By Christopher White, 13 February 2025
2024 Republican Vice-Presidential nominee and Ohio senator JD Vance during CPAC Texas 2022 conference in Dallas, Texas, 5 August 2022. Image: Lev Radin/Shutterstock.com

 

En route to Marseille, France, to headline a September 2023 migration conference, Pope Francis was speaking to reporters when he offered unsolicited praise for El Paso Bishop Mark Seitz and his strong support of migrants and refugees.

It wasn’t the first time he had singled out the Texas border bishop. “I do not know if he is conservative, or if he is progressive, if he is of the right or of the left, but he is a good pastor,” remarked the pope in a December 2022 interview.

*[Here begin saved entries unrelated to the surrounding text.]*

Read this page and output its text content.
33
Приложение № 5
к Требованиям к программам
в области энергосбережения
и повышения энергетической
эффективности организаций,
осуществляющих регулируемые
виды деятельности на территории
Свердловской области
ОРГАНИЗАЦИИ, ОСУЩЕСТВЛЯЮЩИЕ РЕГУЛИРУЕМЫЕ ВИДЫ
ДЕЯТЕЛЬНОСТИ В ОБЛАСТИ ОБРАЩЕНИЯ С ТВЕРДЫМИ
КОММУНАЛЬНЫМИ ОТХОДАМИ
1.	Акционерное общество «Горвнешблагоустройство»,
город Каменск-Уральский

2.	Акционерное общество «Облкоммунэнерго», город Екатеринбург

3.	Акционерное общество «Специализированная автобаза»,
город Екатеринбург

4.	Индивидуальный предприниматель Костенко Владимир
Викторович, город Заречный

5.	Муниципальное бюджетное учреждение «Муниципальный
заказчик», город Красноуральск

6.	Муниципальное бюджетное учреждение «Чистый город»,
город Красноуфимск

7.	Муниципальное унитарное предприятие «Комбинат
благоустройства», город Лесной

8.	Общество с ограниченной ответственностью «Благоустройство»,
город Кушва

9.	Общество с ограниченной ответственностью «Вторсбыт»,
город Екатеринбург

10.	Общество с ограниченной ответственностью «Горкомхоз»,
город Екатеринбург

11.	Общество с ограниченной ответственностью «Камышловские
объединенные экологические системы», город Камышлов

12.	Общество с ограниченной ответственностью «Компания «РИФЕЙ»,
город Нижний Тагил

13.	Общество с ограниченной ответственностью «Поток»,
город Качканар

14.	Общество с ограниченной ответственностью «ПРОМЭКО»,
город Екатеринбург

Since the beginning of his papacy in 2013, there’s been a recurring accusation that Francis fails to understand the United States. While he may not regularly break bread with American neoconservatives that way the past two popes were known to do, it’s an unfair and inaccurate charge to levy against history’s first pope from the Global South.

Francis’s knowledge is informed by regular conversations he has with U.S. prelates who are frequent visitors to Rome and by meetings he convenes with groups like the West/Southwest Industrial Areas Foundation who have met with the pope the last three years for free-ranging conversations on the situation of migrants and U.S. political life.

And to top it off, according to his public calendar, Francis meets every Saturday morning with Chicago-born Cardinal Robert Prevost, who advises the pope on bishops’ appointments around the world. Surely, he receives ample information from the U.S. from these figures.